Flückiger has recommended the production of benzoate of iron as a useful test both for cocaine and for cocaine hydrochlorate.
One drop of a dilute solution of ferric chloride added to a solution of 20 mgrms. of cocaine hydrochlorate in 2 c.c. of water, gives a yellow fluid, which becomes red on boiling from the production of iron benzoate. This reaction is of little use unless a solution of the same strength of ferric chloride, but to which the substance to be tested has not been added, is boiled at the same time for comparison, because all solutions of ferric chloride deepen in colour on heating.
A solution of the alkaloid evaporated to dryness on the water-bath, after being acidulated with nitric acid, and then a few drops of alcoholic solution of potash or soda added, develops an odour of benzoic ethyl-ester. Cocaine hydrochlorate, when triturated with calomel, blackens by the slightest humidity or by moistening it with alcohol.
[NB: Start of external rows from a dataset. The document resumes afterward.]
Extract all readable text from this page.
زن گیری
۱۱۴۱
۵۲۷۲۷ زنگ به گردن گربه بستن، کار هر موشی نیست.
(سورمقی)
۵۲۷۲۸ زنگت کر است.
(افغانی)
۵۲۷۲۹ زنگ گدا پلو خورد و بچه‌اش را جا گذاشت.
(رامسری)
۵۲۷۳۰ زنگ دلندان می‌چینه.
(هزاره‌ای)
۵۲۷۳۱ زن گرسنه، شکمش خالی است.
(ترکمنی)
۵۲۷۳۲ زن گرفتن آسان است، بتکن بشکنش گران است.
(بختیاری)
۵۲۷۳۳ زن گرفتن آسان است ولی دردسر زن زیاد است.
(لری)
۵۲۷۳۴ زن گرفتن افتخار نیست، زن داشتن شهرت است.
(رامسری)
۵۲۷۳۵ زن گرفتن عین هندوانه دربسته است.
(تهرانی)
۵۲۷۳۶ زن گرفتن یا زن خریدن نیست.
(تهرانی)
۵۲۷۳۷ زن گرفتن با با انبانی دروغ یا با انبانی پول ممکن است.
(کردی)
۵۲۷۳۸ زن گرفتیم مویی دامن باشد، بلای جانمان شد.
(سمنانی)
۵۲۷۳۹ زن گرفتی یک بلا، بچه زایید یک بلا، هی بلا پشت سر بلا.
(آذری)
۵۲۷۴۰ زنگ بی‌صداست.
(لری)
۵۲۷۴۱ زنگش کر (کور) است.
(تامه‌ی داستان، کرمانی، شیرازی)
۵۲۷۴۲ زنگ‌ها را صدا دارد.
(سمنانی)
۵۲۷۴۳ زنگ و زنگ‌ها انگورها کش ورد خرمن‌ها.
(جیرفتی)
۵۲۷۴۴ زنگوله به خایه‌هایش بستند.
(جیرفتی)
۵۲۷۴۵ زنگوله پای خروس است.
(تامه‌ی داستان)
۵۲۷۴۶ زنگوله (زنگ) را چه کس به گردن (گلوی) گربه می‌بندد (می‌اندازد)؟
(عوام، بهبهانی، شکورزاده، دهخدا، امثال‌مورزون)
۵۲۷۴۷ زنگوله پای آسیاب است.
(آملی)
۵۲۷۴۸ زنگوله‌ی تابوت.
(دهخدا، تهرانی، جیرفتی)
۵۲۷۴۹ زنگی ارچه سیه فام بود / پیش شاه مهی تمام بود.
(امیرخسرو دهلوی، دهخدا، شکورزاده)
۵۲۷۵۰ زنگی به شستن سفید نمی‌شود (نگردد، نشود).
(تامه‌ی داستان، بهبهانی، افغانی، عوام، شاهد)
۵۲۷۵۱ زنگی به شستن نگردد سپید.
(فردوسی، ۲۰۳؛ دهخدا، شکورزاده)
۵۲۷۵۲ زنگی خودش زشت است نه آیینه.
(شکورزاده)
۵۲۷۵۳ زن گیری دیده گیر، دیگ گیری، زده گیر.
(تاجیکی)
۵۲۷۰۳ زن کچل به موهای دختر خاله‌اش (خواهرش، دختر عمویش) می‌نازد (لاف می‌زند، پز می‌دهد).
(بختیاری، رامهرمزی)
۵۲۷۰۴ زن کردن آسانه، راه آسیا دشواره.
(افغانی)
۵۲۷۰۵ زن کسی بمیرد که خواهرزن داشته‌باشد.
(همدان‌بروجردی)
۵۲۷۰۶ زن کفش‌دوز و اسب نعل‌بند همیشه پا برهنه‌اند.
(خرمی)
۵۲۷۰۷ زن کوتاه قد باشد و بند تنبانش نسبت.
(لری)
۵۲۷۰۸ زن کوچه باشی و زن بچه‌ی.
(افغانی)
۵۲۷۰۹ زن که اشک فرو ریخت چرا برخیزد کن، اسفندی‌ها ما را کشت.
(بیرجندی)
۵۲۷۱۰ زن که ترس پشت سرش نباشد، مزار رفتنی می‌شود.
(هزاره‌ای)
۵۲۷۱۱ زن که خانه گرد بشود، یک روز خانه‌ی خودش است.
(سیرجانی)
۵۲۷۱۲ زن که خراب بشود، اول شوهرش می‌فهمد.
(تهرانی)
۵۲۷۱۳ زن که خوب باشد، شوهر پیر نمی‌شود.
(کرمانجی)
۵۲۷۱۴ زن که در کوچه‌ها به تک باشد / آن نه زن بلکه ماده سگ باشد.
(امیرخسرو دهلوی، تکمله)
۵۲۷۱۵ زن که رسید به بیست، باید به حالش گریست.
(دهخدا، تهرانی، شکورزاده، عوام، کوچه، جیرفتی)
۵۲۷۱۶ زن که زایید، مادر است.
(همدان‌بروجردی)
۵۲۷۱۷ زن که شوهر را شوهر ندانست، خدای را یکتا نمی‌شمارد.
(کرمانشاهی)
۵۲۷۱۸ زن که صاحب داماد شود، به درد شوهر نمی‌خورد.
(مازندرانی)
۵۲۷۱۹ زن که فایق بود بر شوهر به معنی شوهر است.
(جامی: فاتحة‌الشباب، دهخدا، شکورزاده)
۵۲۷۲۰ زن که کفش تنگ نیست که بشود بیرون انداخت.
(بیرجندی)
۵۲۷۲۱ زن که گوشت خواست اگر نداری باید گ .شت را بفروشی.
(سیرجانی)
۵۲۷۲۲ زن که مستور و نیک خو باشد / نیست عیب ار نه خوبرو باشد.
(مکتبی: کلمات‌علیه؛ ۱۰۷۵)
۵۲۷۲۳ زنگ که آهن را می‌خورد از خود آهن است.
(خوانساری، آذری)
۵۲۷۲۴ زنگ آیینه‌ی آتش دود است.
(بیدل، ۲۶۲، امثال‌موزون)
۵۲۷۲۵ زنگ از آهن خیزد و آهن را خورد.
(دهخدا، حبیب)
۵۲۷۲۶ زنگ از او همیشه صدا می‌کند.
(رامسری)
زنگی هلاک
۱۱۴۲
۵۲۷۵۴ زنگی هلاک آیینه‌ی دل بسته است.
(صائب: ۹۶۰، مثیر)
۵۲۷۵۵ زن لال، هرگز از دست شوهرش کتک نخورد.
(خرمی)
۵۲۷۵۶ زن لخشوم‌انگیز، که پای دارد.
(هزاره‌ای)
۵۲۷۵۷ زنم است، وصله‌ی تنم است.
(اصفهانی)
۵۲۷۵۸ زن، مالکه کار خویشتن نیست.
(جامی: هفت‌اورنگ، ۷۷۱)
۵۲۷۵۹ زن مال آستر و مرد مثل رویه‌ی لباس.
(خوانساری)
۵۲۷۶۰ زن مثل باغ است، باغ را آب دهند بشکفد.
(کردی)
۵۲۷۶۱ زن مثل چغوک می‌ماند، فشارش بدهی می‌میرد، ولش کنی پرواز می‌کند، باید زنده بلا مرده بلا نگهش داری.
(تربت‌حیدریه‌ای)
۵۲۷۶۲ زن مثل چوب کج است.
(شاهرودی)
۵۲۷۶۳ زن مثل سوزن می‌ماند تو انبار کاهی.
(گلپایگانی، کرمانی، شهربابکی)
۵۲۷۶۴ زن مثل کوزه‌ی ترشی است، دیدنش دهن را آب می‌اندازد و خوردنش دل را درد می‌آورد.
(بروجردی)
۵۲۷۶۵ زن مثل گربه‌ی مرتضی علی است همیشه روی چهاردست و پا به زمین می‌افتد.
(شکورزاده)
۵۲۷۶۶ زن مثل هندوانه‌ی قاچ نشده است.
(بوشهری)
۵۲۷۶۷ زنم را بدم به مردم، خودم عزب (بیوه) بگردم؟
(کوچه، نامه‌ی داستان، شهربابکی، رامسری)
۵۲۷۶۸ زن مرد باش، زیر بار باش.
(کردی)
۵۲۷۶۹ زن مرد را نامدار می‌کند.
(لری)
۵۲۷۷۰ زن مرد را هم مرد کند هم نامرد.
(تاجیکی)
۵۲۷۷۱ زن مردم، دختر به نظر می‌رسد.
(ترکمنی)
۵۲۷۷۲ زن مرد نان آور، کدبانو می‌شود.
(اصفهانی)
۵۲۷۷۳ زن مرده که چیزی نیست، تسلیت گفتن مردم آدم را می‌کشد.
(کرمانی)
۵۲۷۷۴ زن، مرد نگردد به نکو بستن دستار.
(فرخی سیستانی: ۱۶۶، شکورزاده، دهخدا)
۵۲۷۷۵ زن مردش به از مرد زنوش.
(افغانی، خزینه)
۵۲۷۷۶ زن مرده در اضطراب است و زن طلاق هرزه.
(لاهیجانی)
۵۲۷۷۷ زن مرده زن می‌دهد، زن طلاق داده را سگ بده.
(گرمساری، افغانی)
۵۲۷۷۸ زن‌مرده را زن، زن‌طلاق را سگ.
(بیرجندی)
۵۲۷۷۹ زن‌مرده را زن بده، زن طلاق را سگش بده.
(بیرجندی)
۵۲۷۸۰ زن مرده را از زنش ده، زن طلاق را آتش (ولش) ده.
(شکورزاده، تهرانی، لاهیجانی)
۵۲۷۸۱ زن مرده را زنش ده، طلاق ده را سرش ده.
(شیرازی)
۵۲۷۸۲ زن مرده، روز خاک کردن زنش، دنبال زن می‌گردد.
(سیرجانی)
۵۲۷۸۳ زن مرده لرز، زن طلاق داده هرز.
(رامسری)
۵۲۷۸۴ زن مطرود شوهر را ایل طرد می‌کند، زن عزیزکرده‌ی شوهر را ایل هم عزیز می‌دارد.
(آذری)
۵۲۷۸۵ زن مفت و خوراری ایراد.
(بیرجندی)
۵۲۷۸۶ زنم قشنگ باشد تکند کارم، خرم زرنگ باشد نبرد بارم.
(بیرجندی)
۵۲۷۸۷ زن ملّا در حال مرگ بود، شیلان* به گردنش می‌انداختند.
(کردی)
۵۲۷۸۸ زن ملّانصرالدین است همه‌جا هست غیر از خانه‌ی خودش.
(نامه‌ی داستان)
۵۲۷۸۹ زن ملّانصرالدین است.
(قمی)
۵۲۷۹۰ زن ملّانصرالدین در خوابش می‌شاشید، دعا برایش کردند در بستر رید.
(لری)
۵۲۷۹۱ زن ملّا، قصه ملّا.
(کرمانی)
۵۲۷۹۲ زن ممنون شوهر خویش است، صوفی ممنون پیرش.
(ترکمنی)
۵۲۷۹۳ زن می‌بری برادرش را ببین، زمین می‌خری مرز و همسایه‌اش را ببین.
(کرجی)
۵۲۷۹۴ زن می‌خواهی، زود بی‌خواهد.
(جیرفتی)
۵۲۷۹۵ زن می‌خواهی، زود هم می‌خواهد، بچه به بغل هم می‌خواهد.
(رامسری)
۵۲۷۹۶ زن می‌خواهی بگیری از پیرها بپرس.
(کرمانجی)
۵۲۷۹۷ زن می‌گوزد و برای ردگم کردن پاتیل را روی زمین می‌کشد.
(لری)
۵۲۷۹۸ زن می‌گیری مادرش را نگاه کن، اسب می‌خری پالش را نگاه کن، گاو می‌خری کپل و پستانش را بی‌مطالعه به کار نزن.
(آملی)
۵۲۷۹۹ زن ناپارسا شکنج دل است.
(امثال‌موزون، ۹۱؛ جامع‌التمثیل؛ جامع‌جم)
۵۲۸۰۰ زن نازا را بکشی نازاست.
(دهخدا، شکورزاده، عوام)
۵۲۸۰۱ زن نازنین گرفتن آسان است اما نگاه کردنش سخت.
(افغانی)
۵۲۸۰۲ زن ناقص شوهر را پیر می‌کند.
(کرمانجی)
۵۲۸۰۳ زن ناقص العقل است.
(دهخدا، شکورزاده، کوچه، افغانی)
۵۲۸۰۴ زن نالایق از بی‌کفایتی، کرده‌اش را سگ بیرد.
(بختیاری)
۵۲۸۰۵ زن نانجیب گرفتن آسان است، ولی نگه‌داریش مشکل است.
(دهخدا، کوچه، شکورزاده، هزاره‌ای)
Cocaine in solution is precipitated by most of the group reagents, but is not affected by mercuric chloride, picric acid, nor potassic bichromate.
Added to the tests above mentioned, there is the physiological action; cocaine dilates the pupil, tastes bitter, and, for the time, arrests sensation; hence the after-effect on the tongue is a sensation of numbness.
§ 417. Symptoms.—A large number of accidents occur each year from the external application of cocaine; few, however, end fatally. Cocaine has thus produced poisonous symptoms when applied to the eye, to the rectum, to the gums, to the urethra, and to various other parts. There have been a few fatal cases, both from its external and internal administration; Mannheim, for example, has collected eleven of such instances.
The action of cocaine is twofold; there is an action on the central and the peripheral nervous system. In small doses cocaine excites the spinal cord and the brain; in large it may produce convulsions and then paralysis. The peripheral action is seen in the numbing of sensation. There is always interference with the accommodation of vision, and dilatation of the pupil. The eyelids are wider apart than normal, and there may be some protrusion of the eyeball.
The usual course of an acute case of poisoning is a feeling of dryness in the nose and throat, difficulty of swallowing, faintness, and there is often vomiting; the pulse is quickened; there is first cerebral excitement, followed usually by great mental depression. Occasionally there is an eruption on the skin. Hyperæsthesia of the skin is followed by great diminution of sensation, the pupils, as before stated, are dilated, the eyes protruding, the eyelids wide open, the face is pale, and the perspiration profuse. Convulsions and paralysis may terminate the scene. Death takes place from paralysis of the breathing centre; therefore the heart beats after the cessation of respiration. As an antidote, nitrite of amyl has apparently been used with success.
There is a form of chronic poisoning produced from the taking of small doses of cocaine daily. The symptoms are very various, and are referable to disturbance of the digestive organs, and to the effect on the nervous system. The patients become extremely emaciated, and it seems to produce a special form of mania.
§ 418. Post-mortem Appearances.—The appearances found in acute cases of poisoning have been hyperæmia of the liver, spleen, and kidneys, as well as of the brain and spinal cord.
In the experimental poisoning of mice with cocaine Ehrlich[464] found a considerable enlargement of the liver.